Natürlich kann man hier mit einem Blitz arbeiten (bei Konzerten nicht erlaubt). Doch Messehallen haben hohe Decken und weit entfernte Wände. Indirektes Blitzlicht wird so zur Herausforderung. Doch man findet immer wieder andere Flächen. Wie Säulen, Rednerpulte, Leinwände oder Treppengeländer, die als Reflektionsfläche zu gebrauchen sind. Der Kreativität sind da keine Grenzen gesetzt.
Natürlich sind diese nicht weiß gestrichen, so dass Farbveränderungen ganz normal sind. Da die Bilder eher dokumentarischen Charakter haben, kann das aber auch vernachlässigt werden. Es sei denn, dass sie sehr auffällt und die abgebildeten Personen wirklich unschön aussehen. Nur dann mache ich eine Farbkorrektur in der Nachbearbeitung.

Nachbearbeitung von Bildern

Da bei aktuellen Reportagen Zeit ein wichtiger Faktor ist, betreibe ich für die Nachbearbeitung der Bilder keinen großen Aufwand. Am Anfang steht die Reduktion der Datenmenge an.

Da es sich bei Vorträgen, Shows und anderen Veranstaltungen um dynamischen Prozesse handelt, kann seitens des Fotografen wenig bis gar nicht eingegriffen werden. Daher ist es durchaus üblich, hier im Serienbildmodus zu arbeiten. Dadurch wird sichergestellt, dass man keine Bilder mit geschlossenen Augen oder seltsamem Gesichtausdruck hat. Natürlich gibt es auch Bilder, die unscharf oder anderweitig unbrauchbar sind. Die Folge ist, dass eine große Anzahl an Bildern anfällt.
Für mich ist die zeitsparendste Methode, alle Bilder herauszusuchen, die das Geschehen gut illustrieren oder die ich dann weitergeben möchte. Dabei orientiere ich mich an den wichtigen Fragen in einer Reportage (Wer, Wann Was und Wo). Alle anderen werden dann sofort gelöscht. Ich achte hier natürlich auf den Bildeindruck, die Bildstimmung, Schärfe und generell auf die Qualität. Danach geht es an die Bearbeitung dieser Bilder mit einem Bildbearbeitungsprogramm.

Grundsätzlich beschränke ich mich hier auf die Tonwertkorrektur und das Schärfen der Bilder.

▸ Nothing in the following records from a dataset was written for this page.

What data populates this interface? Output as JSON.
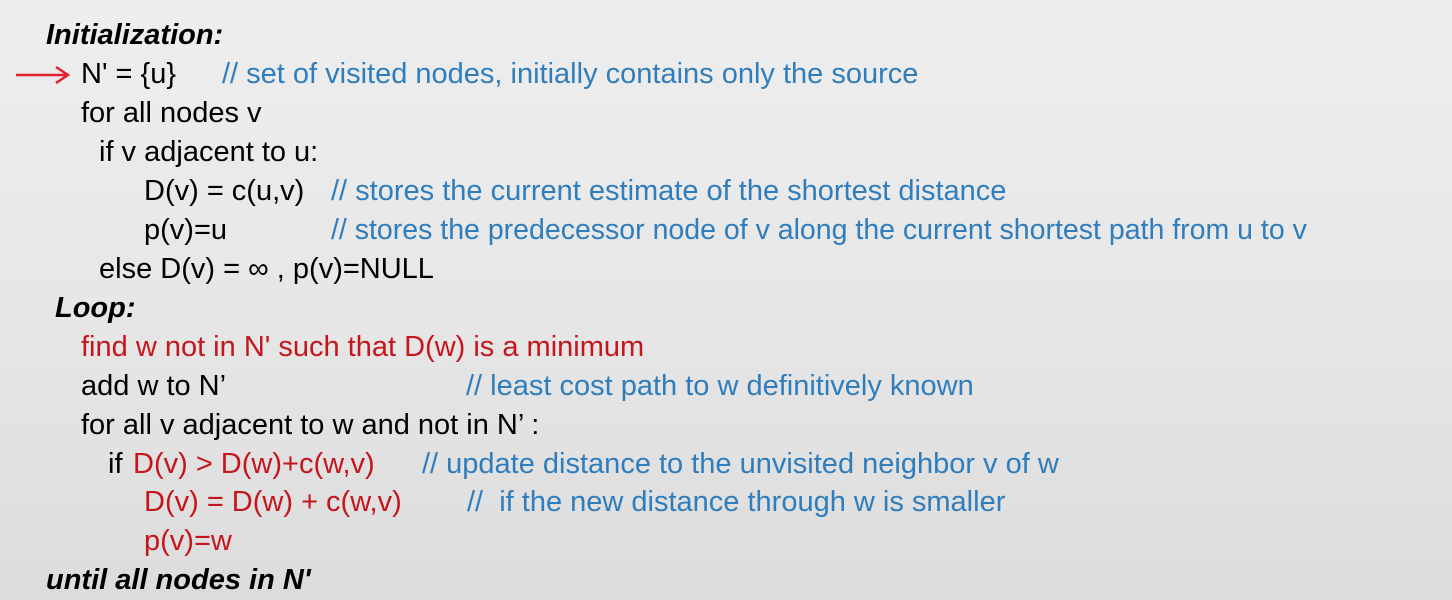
{
  "colors": {
    "code": "#000000",
    "comment": "#2f7dbd",
    "highlight": "#c4161c",
    "arrow": "#e0202a"
  },
  "initialization": {
    "heading": "Initialization:",
    "arrow_icon": "right-arrow",
    "line1_code": "N' = {u}",
    "line1_comment": "// set of visited nodes, initially contains only the source",
    "line2_code": "for all nodes v",
    "line3_code": "if v adjacent to u:",
    "line4_code": "D(v) = c(u,v)",
    "line4_comment": "// stores the current estimate of the shortest distance",
    "line5_code": "p(v)=u",
    "line5_comment": "// stores the predecessor node of v along the current shortest path from u to v",
    "line6_code": "else D(v) = ∞ , p(v)=NULL"
  },
  "loop": {
    "heading": "Loop:",
    "line1_code": "find w not in N' such that D(w) is a minimum",
    "line2_code": "add w to N’",
    "line2_comment": "// least cost path to w definitively known",
    "line3_code": "for all v adjacent to w and not in N’ :",
    "line4_if": "if",
    "line4_condition": "D(v) > D(w)+c(w,v)",
    "line4_comment": "// update distance to the unvisited neighbor v of w",
    "line5_code": "D(v) = D(w) + c(w,v)",
    "line5_comment": "//  if the new distance through w is smaller",
    "line6_code": "p(v)=w"
  },
  "footer": {
    "until": "until all nodes in N'"
  }
}
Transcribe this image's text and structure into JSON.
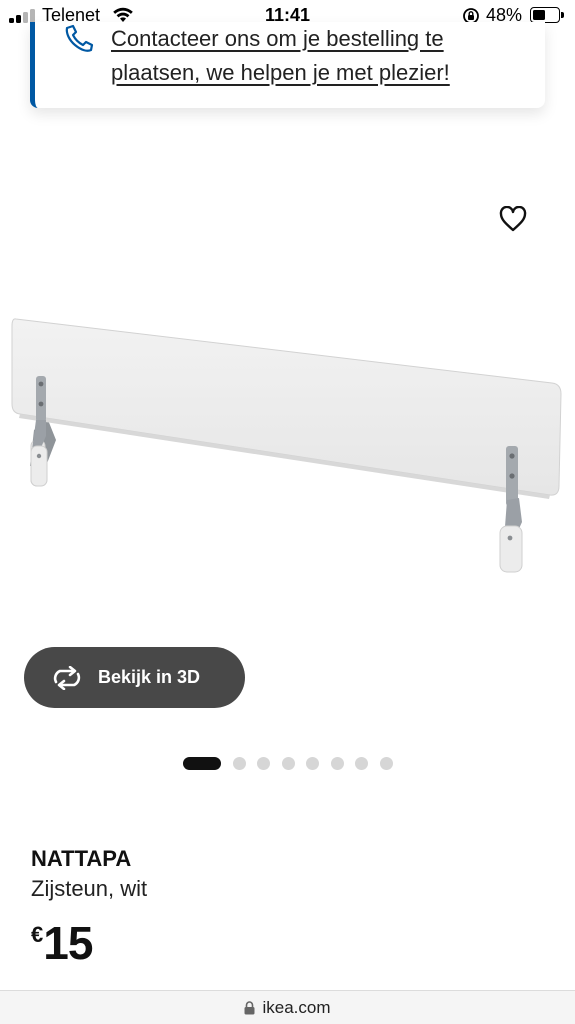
{
  "status_bar": {
    "carrier": "Telenet",
    "time": "11:41",
    "battery_percent": "48%",
    "battery_level": 0.48
  },
  "contact": {
    "text": "Contacteer ons om je bestelling te plaatsen, we helpen je met plezier!",
    "icon": "phone-icon"
  },
  "favorite": {
    "icon": "heart-icon"
  },
  "view_3d": {
    "label": "Bekijk in 3D",
    "icon": "rotate-3d-icon"
  },
  "gallery": {
    "total_images": 8,
    "active_index": 0
  },
  "product": {
    "name": "NATTAPA",
    "description": "Zijsteun, wit",
    "currency": "€",
    "price": "15"
  },
  "browser": {
    "url": "ikea.com",
    "icon": "lock-icon"
  },
  "colors": {
    "accent_blue": "#0058a3",
    "button_dark": "#484848",
    "dot_active": "#111111",
    "dot_inactive": "#d6d6d6"
  }
}
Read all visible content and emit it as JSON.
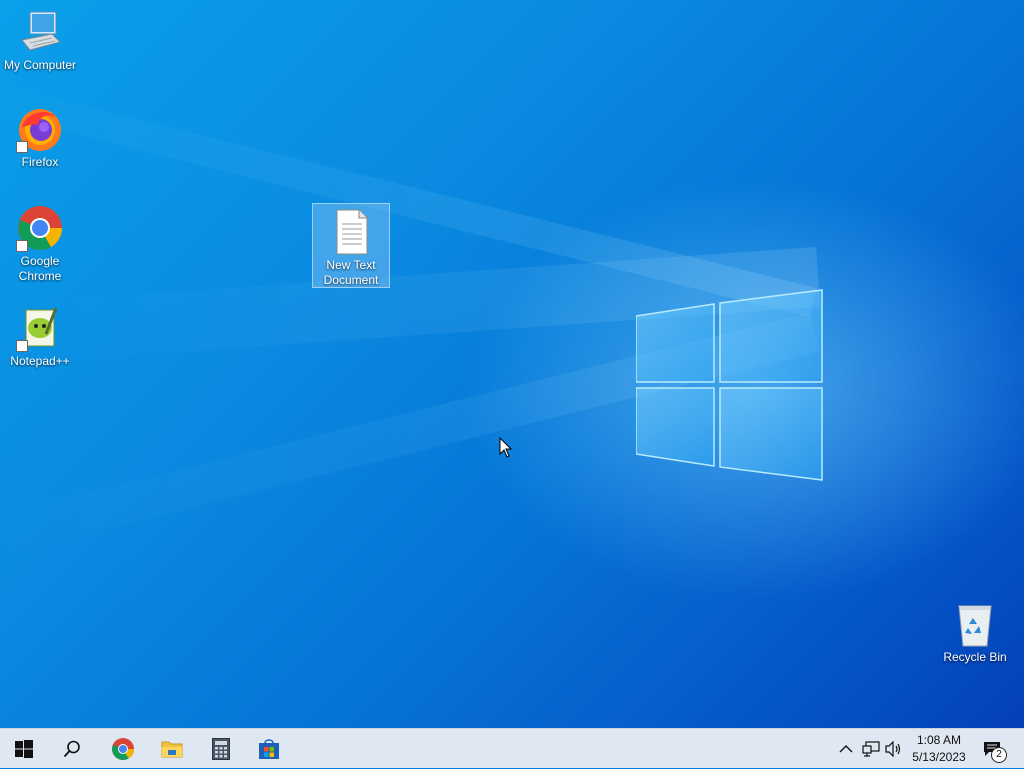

Weitere Bearbeitungen, vor allem solche, die den Zusammenhang verändern oder eine andere Bildaussage gestalten, sind nicht zulässig. Bildausschnitte sind hier sehr kritisch zu sehen. Aber auch ich greife gelegentlich zu dem Werkzeug. Vor allem dann, wenn die Hand und Kamera eines Kollegen am Rand zu sehen ist oder ein anders störendes und unwichtiges Element dort auftaucht, das ich bei der eigentlichen Aufnahme durch den Bildschnitt nicht verhindern konnte. Mir ist aber auch bewusst, dass dieses Vorgehen kritisch zu sehen ist.